Giulia Accornero
Giulia Accornero is a music theorist who specializes in media theory and the global history of music theoretical practices. Her research focuses in particular on early Arabic music theory and the ways in which it has shaped past and present discourse in Europe and North America. She is currently working on her first book, Tools of the Trade: Measuring Music in the Greater Mediterranean (850–1350), which investigates the cultural, cognitive, and material practices through which medieval music theorists from Baghdad to Paris made sense of musical time.
Recent articles also examine how new and old media—from music notation, to amplification techniques, to music production software—as well as audile techniques predicate new modes of listening to music and identifying its elements. Her second book-length project, Theorizing from the Temperate Zone: A Tale of Music and Climate Theory, takes the musical discourse of premodern Islamicate authors as a springboard for tracing the genealogy of ‘climatic determinism’—the ideology that climate determines the physical attributes and mental characteristics of individuals, giving rise to racial difference.

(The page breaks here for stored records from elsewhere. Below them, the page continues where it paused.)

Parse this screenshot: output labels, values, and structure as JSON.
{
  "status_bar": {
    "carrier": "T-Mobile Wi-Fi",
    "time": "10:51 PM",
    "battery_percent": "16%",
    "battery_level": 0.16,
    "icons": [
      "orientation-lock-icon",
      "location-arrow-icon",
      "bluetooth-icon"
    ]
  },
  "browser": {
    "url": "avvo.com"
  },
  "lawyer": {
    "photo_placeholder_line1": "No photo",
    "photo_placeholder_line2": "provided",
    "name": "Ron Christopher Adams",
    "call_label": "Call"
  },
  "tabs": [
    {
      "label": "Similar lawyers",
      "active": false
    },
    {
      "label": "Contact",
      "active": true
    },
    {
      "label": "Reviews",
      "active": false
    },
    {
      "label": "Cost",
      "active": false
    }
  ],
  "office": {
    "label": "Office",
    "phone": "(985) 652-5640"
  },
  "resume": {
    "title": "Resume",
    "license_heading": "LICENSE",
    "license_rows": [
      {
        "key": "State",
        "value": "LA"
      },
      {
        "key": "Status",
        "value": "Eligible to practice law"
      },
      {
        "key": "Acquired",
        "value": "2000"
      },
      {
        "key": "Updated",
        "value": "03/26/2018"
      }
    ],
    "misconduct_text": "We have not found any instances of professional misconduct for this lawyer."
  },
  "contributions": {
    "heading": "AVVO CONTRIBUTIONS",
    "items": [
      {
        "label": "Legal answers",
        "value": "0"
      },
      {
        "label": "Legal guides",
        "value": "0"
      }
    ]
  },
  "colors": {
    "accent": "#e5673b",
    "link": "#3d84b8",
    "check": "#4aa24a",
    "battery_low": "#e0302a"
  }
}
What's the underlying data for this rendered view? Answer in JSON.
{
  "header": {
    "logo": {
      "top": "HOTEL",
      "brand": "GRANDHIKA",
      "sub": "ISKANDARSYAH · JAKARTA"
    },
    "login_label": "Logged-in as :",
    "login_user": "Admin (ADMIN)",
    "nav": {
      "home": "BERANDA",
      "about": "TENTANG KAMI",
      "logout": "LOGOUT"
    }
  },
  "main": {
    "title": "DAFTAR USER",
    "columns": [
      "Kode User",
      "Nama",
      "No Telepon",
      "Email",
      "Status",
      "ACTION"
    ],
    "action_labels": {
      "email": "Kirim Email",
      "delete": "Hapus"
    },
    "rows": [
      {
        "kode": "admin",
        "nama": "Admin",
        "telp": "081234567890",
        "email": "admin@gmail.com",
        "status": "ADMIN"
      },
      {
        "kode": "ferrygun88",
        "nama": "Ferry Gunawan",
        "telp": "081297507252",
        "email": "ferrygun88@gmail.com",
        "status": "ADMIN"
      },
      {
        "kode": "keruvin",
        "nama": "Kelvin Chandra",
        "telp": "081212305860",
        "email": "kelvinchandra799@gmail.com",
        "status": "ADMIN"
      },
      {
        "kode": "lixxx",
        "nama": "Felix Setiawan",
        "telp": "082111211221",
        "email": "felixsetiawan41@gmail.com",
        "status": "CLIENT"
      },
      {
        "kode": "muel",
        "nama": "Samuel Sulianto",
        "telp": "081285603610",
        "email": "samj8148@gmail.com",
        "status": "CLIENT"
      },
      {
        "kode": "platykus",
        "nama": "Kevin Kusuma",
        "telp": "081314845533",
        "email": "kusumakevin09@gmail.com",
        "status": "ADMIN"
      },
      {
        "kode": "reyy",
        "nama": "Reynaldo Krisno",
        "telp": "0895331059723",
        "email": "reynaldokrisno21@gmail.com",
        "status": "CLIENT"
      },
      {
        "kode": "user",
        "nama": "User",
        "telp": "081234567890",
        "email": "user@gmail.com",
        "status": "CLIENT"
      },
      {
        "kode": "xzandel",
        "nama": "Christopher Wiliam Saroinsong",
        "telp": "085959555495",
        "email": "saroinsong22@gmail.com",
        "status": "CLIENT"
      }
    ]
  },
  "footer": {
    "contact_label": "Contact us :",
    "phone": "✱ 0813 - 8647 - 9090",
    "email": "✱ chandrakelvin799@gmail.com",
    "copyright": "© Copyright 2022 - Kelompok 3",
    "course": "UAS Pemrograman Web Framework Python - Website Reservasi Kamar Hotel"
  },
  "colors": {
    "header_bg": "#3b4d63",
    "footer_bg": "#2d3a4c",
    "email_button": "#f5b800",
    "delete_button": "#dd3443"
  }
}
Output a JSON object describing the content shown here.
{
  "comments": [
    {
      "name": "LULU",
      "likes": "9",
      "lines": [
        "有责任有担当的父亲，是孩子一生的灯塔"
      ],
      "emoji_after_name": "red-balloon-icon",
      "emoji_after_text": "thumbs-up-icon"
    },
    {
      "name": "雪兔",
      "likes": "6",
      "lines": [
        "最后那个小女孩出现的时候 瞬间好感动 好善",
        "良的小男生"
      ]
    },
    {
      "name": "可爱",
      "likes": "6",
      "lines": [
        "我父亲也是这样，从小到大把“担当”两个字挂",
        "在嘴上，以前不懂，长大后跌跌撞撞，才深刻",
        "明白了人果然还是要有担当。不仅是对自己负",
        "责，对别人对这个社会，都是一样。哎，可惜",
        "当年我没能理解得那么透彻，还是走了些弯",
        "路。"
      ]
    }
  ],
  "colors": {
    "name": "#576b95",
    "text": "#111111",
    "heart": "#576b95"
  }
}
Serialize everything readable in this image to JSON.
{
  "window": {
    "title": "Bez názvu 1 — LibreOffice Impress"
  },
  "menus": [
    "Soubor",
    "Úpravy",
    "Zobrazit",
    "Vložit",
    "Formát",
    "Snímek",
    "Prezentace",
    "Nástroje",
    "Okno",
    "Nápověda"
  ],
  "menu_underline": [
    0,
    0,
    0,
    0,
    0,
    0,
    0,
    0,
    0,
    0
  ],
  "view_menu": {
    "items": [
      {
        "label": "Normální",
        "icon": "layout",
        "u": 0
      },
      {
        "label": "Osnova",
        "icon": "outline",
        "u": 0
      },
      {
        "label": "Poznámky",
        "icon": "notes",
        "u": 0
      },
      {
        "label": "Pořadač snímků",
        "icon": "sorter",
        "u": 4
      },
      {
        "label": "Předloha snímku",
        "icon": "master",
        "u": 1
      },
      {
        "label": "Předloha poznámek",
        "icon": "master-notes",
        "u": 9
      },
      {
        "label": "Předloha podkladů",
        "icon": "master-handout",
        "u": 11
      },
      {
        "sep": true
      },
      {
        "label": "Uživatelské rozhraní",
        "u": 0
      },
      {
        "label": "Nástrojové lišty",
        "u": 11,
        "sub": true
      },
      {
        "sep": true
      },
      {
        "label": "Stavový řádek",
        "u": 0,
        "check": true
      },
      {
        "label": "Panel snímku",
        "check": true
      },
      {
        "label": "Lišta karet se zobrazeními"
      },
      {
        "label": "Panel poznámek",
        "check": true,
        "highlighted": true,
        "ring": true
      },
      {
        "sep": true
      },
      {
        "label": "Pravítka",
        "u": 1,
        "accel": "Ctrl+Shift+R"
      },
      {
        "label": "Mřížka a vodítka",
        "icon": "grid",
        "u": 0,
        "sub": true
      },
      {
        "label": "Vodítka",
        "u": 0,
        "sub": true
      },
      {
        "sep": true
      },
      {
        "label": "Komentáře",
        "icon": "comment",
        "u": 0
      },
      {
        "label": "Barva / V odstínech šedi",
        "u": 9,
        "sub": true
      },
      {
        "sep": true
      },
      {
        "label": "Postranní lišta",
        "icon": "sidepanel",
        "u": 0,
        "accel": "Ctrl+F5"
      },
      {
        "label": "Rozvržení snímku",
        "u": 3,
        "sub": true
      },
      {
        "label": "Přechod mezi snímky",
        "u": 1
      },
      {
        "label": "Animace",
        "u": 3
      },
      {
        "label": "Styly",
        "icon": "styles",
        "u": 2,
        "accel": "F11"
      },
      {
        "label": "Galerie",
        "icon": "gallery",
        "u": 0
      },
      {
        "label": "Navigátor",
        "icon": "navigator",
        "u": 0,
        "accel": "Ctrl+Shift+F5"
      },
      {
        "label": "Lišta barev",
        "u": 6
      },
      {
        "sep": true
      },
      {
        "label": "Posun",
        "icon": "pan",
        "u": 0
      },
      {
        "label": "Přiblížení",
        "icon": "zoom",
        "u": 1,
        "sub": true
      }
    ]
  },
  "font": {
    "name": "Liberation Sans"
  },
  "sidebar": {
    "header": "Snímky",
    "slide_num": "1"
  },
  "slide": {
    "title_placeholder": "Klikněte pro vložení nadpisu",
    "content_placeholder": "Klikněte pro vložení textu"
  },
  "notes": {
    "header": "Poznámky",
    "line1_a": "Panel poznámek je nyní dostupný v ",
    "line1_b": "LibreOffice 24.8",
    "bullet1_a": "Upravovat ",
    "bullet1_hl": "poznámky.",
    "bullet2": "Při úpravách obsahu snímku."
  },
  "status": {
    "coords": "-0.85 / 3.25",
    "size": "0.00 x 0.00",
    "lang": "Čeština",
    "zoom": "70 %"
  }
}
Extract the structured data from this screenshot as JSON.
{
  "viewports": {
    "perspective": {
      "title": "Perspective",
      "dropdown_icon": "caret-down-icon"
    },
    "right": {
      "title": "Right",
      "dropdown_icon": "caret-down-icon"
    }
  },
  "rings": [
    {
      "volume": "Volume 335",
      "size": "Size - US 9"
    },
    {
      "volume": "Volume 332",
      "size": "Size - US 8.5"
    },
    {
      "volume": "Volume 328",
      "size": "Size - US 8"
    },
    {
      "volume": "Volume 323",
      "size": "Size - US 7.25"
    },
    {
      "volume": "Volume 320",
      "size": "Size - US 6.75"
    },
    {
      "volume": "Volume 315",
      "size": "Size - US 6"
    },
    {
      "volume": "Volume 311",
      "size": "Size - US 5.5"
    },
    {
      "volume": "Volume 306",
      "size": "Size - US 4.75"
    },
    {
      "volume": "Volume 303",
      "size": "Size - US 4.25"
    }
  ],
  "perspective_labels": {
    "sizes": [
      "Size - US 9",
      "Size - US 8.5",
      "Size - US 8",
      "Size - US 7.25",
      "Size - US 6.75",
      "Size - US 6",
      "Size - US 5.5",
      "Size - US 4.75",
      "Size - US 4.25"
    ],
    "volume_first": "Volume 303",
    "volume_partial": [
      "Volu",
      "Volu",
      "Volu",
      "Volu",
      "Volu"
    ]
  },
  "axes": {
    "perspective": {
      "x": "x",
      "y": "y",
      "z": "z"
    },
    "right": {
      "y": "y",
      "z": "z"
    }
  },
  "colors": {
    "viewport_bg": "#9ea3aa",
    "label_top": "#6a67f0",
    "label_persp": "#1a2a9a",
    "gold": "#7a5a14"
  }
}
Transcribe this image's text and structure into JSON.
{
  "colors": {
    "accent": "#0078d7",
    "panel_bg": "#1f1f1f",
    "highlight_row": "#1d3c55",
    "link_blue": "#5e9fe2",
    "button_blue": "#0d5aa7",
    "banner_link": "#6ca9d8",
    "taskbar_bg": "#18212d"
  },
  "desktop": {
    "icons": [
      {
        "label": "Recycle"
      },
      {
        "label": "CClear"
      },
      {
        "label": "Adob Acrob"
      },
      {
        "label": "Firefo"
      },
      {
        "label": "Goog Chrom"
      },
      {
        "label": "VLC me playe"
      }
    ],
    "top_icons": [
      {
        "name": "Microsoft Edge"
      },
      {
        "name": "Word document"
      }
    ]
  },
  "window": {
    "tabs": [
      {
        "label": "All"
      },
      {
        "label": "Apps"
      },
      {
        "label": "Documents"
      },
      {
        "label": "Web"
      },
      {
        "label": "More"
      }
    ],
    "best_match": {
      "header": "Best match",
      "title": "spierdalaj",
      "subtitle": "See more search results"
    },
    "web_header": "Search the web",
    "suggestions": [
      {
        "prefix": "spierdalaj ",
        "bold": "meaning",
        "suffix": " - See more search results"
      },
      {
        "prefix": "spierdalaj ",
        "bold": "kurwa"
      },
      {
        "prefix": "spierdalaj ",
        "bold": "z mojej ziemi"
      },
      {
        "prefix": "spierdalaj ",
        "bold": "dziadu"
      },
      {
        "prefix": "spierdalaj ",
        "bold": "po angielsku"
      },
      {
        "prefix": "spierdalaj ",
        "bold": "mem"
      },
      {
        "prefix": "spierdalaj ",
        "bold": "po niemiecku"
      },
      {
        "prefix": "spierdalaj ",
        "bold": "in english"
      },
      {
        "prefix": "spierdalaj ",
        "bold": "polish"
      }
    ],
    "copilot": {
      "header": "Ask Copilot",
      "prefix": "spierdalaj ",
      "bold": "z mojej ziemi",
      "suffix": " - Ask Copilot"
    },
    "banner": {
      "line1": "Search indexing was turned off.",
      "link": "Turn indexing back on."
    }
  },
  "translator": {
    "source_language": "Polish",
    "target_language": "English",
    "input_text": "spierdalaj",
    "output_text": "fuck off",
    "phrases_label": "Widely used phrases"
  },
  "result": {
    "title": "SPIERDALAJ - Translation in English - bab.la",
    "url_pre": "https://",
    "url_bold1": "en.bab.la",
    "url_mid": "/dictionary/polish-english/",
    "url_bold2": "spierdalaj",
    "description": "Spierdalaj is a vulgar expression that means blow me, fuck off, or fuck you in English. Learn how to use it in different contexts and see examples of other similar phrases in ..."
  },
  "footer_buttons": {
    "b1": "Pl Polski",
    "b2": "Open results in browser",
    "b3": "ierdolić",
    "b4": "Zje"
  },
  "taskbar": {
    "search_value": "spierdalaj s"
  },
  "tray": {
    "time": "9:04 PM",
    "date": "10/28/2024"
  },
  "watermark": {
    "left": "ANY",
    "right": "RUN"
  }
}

In 2022, she co-founded the Notation, Inscription, and Visualization Study Group of the American Musicological Society, which she still co-chairs, and was recently elected co-chair of the AMS History of Theory Study Group (effective November 2024), for which she has served as Blog Editor since 2021. Giulia also spearheads the project project Tartīb, a digital resource that aims to lower entry barriers to the study of Arabic music theory (750–1300 CE), which was awarded grants by the AMS and the Medieval Academy of America and will be published in 2024.